Auch aus der Sicht vieler Fintechs ist es sinnvoll, Kooperationen mit etablierten Banken einzugehen. Sie können dadurch deren organisatorische Strukturen und die Kundendaten nutzen sowie die Herausforderungen der Regulierung stemmen. Denn auch die neuen Anbieter im Finanzsektor unterliegen der Aufsicht durch die BaFin und müssen gesetzliche und regulatorische Rahmenbedingungen erfüllen. Um aber als ordnungsgemäß lizensierter Anbieter am Markt teilnehmen zu können, müssen die Fintechs den Regulierungsbestimmungen nachkommen und Solvenz, fachlich geeignete Geschäftsführer und die notwendigen organisatorischen Voraussetzungen nachweisen. Dies ist zum einen notwendig, da nur so Stabilität und Sicherheit für den Finanzmarkt und die Kunden sichergestellt werden kann. Zum anderen birgt dies aber auch eine große Einstiegshürde für dynamische Unternehmen und deren innovative Ideen. Die regulatorischen Hindernisse und der große Aufwand bei der Beantragung von Lizenzen bedeuten einen hohen Ressourceneinsatz, der von kleinen Startups nur schwer geleistet werden kann.

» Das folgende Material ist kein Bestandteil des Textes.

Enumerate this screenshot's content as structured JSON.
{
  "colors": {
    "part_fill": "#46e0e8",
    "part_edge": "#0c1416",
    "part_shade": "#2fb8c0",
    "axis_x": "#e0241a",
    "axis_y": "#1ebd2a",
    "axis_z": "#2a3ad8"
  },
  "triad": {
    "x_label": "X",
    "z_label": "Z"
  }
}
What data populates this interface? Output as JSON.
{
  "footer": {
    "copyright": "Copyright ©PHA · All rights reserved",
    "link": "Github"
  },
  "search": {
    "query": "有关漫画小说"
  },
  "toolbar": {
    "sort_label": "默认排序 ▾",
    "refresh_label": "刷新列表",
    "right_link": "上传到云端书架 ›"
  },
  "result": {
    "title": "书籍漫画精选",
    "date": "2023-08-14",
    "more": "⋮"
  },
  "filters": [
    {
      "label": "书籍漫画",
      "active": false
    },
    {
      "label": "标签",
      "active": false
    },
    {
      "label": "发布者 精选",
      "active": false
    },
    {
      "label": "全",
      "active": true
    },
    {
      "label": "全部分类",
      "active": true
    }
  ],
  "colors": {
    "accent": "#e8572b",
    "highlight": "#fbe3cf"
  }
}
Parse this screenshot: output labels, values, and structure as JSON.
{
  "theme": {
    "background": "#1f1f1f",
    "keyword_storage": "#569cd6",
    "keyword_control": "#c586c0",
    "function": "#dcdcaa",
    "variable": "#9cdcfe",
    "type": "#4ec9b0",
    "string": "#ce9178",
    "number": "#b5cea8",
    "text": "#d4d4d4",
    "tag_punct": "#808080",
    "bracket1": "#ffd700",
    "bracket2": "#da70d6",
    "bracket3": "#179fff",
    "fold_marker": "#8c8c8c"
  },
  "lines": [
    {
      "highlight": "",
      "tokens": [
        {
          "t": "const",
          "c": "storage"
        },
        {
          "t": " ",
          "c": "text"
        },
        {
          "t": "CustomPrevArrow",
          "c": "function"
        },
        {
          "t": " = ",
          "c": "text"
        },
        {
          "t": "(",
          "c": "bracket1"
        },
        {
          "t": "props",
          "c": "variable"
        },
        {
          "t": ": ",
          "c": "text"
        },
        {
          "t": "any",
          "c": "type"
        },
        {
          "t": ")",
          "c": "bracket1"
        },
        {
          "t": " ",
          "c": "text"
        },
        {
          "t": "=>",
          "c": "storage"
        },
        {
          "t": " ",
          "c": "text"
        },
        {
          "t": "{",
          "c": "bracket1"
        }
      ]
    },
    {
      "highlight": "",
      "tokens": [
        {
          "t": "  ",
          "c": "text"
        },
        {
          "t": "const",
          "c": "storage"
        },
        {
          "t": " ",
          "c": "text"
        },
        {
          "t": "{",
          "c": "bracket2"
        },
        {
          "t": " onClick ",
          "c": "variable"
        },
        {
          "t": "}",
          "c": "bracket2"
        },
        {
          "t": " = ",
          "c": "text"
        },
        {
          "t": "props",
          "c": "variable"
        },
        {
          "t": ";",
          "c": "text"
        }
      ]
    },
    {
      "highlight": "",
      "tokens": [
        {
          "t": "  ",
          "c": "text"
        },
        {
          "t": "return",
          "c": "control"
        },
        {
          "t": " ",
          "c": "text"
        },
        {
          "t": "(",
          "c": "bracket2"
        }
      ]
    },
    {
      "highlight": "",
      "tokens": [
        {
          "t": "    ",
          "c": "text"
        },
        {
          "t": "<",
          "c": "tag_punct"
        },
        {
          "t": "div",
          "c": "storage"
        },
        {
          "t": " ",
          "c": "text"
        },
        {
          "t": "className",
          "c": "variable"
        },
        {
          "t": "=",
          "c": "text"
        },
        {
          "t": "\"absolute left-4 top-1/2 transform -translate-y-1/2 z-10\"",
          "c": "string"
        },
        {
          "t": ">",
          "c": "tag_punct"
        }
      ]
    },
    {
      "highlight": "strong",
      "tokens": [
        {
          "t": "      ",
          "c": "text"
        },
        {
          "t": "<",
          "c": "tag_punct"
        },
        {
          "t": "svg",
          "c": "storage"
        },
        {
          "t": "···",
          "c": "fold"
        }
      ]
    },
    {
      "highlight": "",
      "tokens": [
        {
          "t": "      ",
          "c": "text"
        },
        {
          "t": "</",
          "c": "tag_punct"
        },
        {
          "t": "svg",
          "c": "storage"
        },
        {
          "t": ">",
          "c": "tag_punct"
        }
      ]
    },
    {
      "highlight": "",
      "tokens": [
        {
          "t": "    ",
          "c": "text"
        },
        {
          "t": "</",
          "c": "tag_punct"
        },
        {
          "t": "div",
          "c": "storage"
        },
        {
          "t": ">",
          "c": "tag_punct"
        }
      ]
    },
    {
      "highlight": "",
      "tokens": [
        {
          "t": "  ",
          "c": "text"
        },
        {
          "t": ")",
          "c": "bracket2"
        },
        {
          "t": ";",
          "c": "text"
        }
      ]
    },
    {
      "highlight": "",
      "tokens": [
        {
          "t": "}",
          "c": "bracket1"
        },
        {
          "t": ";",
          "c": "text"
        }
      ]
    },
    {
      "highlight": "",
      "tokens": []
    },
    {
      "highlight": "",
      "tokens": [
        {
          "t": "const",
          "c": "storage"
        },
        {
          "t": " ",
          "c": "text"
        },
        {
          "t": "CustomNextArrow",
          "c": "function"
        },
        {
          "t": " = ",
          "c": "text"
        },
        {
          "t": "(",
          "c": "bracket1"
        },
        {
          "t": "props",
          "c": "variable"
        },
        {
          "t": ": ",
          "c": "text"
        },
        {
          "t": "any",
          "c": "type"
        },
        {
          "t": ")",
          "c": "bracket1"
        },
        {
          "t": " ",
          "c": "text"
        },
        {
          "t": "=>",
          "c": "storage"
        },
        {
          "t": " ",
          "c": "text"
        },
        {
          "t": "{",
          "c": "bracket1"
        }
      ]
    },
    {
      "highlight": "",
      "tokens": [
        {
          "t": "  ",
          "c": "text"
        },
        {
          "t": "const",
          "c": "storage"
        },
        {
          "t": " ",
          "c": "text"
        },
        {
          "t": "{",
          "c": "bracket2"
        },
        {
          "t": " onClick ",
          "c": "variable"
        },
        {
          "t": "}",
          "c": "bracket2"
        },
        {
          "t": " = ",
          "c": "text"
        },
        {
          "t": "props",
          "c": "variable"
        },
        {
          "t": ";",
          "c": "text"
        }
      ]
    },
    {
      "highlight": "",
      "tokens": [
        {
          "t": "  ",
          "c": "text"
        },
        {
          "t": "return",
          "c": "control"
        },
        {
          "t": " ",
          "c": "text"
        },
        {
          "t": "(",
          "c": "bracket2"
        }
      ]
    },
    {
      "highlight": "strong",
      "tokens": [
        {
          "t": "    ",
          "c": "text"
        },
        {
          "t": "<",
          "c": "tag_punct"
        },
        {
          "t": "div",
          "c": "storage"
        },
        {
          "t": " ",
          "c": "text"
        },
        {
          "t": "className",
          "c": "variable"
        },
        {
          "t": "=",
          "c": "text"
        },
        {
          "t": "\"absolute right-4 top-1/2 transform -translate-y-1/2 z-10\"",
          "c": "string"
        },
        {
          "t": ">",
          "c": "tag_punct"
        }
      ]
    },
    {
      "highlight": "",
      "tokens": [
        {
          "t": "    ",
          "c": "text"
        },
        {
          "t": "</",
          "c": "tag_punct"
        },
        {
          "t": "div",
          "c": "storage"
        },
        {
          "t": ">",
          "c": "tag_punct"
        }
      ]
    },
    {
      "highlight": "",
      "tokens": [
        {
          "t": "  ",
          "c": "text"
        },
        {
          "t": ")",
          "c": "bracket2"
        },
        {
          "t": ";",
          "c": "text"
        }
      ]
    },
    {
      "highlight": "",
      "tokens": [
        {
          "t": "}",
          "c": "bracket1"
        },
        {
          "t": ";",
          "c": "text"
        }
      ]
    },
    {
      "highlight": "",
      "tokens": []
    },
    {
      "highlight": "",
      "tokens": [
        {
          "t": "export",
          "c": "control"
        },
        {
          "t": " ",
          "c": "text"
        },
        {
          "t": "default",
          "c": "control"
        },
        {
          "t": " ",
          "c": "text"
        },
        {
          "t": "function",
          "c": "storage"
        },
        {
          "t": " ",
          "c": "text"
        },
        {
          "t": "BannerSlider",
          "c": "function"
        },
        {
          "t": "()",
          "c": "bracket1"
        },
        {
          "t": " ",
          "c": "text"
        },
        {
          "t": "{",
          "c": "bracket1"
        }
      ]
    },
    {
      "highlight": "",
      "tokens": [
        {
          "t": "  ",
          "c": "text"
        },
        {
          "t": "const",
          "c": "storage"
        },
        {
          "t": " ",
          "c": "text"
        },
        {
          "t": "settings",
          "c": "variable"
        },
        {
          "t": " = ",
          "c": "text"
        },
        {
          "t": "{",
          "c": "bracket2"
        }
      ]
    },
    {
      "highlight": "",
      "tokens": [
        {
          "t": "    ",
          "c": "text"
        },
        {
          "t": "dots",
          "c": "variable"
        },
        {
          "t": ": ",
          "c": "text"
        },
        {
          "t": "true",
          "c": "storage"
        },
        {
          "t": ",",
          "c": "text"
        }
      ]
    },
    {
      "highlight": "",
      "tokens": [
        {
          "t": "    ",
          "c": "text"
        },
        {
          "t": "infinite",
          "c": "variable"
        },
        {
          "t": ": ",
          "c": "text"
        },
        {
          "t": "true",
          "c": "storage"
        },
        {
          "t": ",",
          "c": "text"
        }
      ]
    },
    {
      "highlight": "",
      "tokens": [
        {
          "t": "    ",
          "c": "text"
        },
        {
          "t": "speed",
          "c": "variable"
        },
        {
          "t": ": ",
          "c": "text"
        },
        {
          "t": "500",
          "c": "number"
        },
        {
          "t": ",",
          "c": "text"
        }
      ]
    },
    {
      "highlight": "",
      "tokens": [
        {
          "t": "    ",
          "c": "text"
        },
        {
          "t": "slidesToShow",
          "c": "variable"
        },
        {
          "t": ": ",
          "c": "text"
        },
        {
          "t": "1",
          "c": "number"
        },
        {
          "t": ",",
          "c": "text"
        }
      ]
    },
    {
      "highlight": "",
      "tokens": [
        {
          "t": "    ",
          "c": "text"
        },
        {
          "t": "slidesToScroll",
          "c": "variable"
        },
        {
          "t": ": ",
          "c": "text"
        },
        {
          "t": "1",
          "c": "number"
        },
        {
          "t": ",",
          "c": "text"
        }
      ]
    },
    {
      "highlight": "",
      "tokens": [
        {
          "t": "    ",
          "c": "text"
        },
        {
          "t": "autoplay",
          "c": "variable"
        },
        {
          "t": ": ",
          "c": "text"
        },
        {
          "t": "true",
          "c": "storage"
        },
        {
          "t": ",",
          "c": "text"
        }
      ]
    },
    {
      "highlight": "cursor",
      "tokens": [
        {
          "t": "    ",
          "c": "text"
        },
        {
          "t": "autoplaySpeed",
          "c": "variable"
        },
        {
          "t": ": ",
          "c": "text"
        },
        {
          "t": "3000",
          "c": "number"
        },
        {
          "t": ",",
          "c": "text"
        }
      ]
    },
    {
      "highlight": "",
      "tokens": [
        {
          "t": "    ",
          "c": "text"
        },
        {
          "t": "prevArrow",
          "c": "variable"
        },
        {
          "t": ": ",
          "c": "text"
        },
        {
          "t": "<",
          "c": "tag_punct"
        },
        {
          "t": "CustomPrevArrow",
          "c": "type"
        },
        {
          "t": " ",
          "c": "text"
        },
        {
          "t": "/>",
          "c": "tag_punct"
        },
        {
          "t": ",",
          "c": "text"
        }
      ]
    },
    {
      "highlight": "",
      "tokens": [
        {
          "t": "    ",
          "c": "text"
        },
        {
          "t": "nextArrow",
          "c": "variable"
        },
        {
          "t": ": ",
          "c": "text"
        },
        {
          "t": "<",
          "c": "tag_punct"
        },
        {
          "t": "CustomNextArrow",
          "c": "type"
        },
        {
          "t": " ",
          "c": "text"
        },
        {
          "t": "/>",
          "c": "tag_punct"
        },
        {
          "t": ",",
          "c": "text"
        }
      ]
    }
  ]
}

Im internationalen Vergleich gehen manche Länder andere Wege. Oftmals wurden bereits spezielle Förderprogramme für Fintech-Unternehmen aufgelegt. In diesem Zusammenhang gilt die Regulatory Sandbox der Financial Conduct Authority in Großbritannien als Pilotprojekt. Dieses Programm bietet neuen Marktteilnehmern die erforderliche Expertise und Unterstützung bezüglich Regulierungen und Lizensierung neuer Geschäftsmodelle sowie ein reales Testumfeld. Der Vorteil für Fintechs liegt auf der Hand - sie können ihre Anwendungen mit realen Kunden im Vorfeld der Markteinführung testen und somit wertvolle Insights gewinnen, ohne eine risikoreiche und kostenintensive Lizensierung durch die Aufsichtsbehörde abzuwarten.

Dennoch bedeutet der Sandbox-Ansatz keineswegs eine Abkehr von regulatorischen Bestimmungen. Um das Risiko für die Kunden so gering wie möglich zu halten, müssen auch Unternehmen, die an diesem Programm teilnehmen, einen strukturierten Bewerbungsprozess durchlaufen und bestimmte Reglements innerhalb der Sandbox-Umgebung erfüllen. Länder wie Singapur, die Schweiz, Australien oder Hong kong folgen diesem Beispiel und haben bereits ähnliche Instrumente zur Beratung und Unterstützung von Fintechs etabliert. Luxemburg bietet Fintechs und Startups direkten Zugang zu handelnden Personen in der Aufsichtsbehörde, um schnell regulierte Markteintritte zu unterstützen.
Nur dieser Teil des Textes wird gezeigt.